Although Blackie was not my first pet dog, he came along at an age where my memories are much more solid than those of others before him. He was a black and white Cocker Spaniel with long, curly hair and, of course, those typical and smelly ears.
I grew up in a middle class neighborhood in Decatur, AL, at a time when all the kids played outdoors every day, no matter the weather. As a puppy, Blackie gained some notoriety by getting his picture in the local newspaper. The black and white picture included, in addition to Blackie, my little brother, our pet rabbit and me as we fed them both in the same bowl. Just a few short days later we discovered furry rabbit parts scattered all over the backyard. The only evidence left of Blackie’s latest meal.

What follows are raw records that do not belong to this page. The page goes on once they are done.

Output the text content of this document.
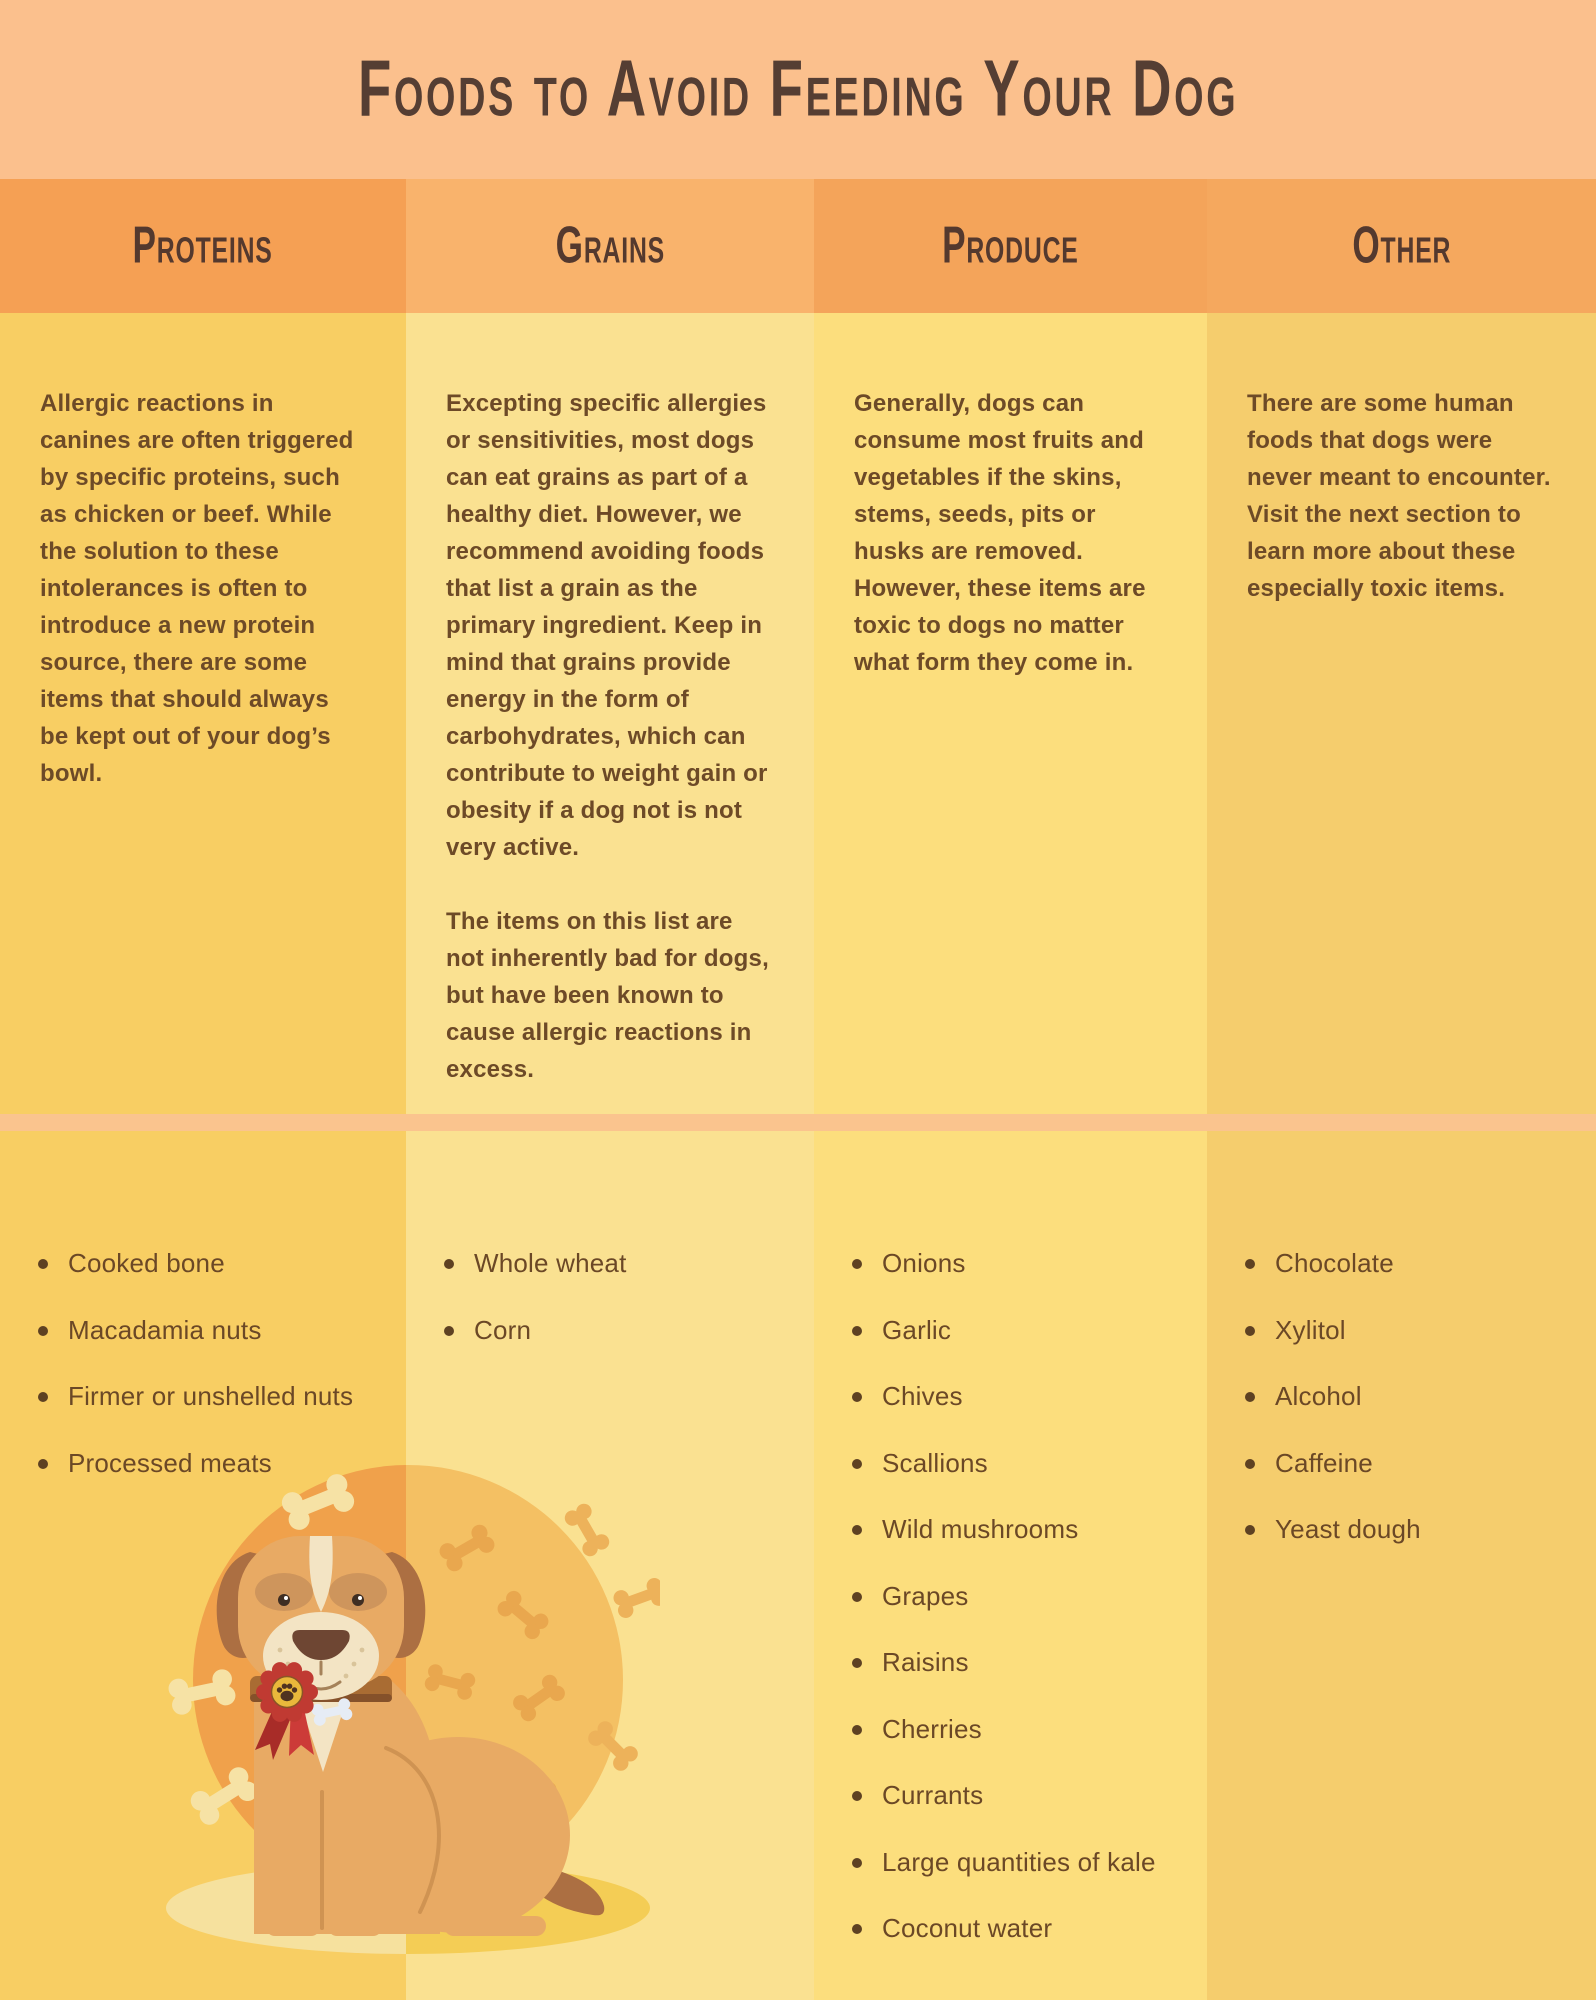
Foods to Avoid Feeding Your Dog
Proteins	Grains	Produce	Other

Allergic reactions in canines are often triggered by specific proteins, such as chicken or beef. While the solution to these intolerances is often to introduce a new protein source, there are some items that should always be kept out of your dog’s bowl.

Cooked bone
Macadamia nuts
Firmer or unshelled nuts
Processed meats

Excepting specific allergies or sensitivities, most dogs can eat grains as part of a healthy diet. However, we recommend avoiding foods that list a grain as the primary ingredient. Keep in mind that grains provide energy in the form of carbohydrates, which can contribute to weight gain or obesity if a dog not is not very active.

The items on this list are not inherently bad for dogs, but have been known to cause allergic reactions in excess.

Whole wheat
Corn

Generally, dogs can consume most fruits and vegetables if the skins, stems, seeds, pits or husks are removed. However, these items are toxic to dogs no matter what form they come in.

Onions
Garlic
Chives
Scallions
Wild mushrooms
Grapes
Raisins
Cherries
Currants
Large quantities of kale
Coconut water

There are some human foods that dogs were never meant to encounter. Visit the next section to learn more about these especially toxic items.

Chocolate
Xylitol
Alcohol
Caffeine
Yeast dough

Our house sat on a small lot bordered on each side by neighbors, a street in the front and a gravel alley on the backside. Blackie’s dog house sat along the edge of a fenced area near the alley. There were huge sweet gum trees all around giving him plenty of shade during hot summer days, and he happily enjoyed daily meals, fresh water and time out in the yard with us.
Over time a terrible problem developed for Blackie and our family. It was no fault of his. Our neighborhood was blessed with a preponderance of young, restless boys constantly searching for entertainment. A penned up Cocker Spaniel near the alley turned out to be an irresistible target of ridicule and taunting. As the days and weeks passed by, Blackie’s response became more and more vicious. Changes in his personality led to great concern in my parents’ minds about who he might bite if the opportunity ever arose. Mom and Dad’s story to my brother and me almost convinced us that Blackie had found a new home. One with a nice family who lived way out in the country somewhere and that he was now a much happier dog. I never knew any different, and I never pressed them for more explanation.
Moog was a mostly black, medium-size mixed breed dog who just showed up at our house one day and decided to hang around. Moog got his name from some sort of book I was reading at the time, so my attachment to him melded quickly and deeply. He was around long enough to learn a few tricks and it seemed to me, to develop a growing degree of loyalty. It was a sad day for me when Moog’s rightful owner spotted him and me in the front yard. Of course, when I saw the delight in both Moog and his owner, the only option was to try to be happy about their reunion. It took me a long time to reconcile it all emotionally.
I have no doubt that lots of people have similar stories to tell about the highs and lows of bonding with a pet. So it’s not the stories themselves that prompted me to write about them. Their significance lies in the parts they played in my finding my way to my calling in life. I had not even the remotest idea at the time my calling would be to veterinary medicine. The truth is, at the time I couldn’t tell you the difference between a veterinarian and a dogcatcher! I guess I thought that because I’d seen dogcatchers, but not a veterinarian.
Nothing happens in life without a reason. The joys and sadness I experienced as a result of bonding with animals served as a hidden foundation for the future. Unknown to me, countless times would come when a fellow pet owner needed empathy more than anything else, as I stood with them and their pets in good times and in bad times. Experiences during my early years with the human-animal bond, I believe, occurred because of the One who knew His plan for me.